Isso fez com que ele parasse o movimento da taça. Por um segundo, pensei que fosse me encarar. Mas ele apenas soltou um leve suspiro e desviou os olhos.

- Você mudou - Disse ele.

- E você... não tanto.

Ele arqueou uma sobrancelha. - Isso é bom ou ruim?

- Ainda estou decidindo.

O silêncio voltou, mas desta vez não era incômodo. Era carregado. Ele desviou o olhar e apoiou o antebraço na mesa, os músculos sob a manga da camisa tensionando discretamente com o movimento. Apenas pegou a taça outra vez, como se estivesse escolhendo as palavras com cuidado. Ou se protegendo delas.

A tensão se instalou entre nós como uma linha esticada demais. Se alguém tocasse, ela estouraria.

Eu reparei. Claro que reparei.
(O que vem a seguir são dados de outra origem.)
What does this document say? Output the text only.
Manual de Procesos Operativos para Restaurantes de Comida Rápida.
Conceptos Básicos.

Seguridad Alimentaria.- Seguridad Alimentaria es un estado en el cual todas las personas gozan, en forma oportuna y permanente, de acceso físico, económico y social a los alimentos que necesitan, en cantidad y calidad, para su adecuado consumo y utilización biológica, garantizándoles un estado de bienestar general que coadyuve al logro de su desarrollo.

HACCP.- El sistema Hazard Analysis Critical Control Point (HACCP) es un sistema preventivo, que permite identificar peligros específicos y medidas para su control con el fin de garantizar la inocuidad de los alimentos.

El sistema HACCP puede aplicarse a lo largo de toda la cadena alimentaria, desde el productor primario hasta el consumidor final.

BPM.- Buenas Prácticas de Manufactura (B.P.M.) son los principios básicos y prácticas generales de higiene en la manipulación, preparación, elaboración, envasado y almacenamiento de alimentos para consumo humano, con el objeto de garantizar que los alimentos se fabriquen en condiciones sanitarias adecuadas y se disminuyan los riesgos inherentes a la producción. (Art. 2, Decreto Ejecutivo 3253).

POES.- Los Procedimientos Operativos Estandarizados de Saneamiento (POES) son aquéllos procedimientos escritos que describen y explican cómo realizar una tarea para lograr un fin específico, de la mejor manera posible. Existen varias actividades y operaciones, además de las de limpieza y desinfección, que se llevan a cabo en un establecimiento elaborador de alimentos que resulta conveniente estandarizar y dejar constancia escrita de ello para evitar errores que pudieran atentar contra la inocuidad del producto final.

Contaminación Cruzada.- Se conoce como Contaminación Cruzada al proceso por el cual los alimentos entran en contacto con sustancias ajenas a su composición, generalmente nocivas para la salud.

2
E talvez ele tenha percebido que eu reparei, porque logo em seguida se inclinou ligeiramente para trás, como se criasse uma distância segura entre nós.

- Josh me falou sobre sua carreira na Itália. - ele disse, tentando resgatar uma linha neutra. - Trabalhou com design de interiores por quanto tempo?

- Dois anos. Eu achava que ia ficar por lá, mas Nova York ainda tem um tipo de energia que nenhuma cidade consegue copiar. Mesmo quando você tenta muito não voltar... ela puxa você de volta.

- Entendo isso.

- E você? Ainda vive para o trabalho?

- Hoje menos do que antes. Mas ainda o bastante.

Nos olhamos por alguns segundos. Como se cada um estivesse tentando decifrar até onde o outro ia permitir que a conversa chegasse.

Mas então a porta da frente se abriu, e Josh voltou.

Ethan se ajeitou na poltrona, como se nada tivesse acontecido. Como se estivéssemos apenas conversando sobre o clima ou o trânsito da cidade.

Mas eu vi.

Naqueles poucos minutos.

Vi o músculo da mandíbula dele se contrair quando nossos olhos se cruzaram pela última vez.

E a tensão, como mágica, se escondeu debaixo da mesa - mas não desapareceu.

E vi que ele percebeu o mesmo em mim.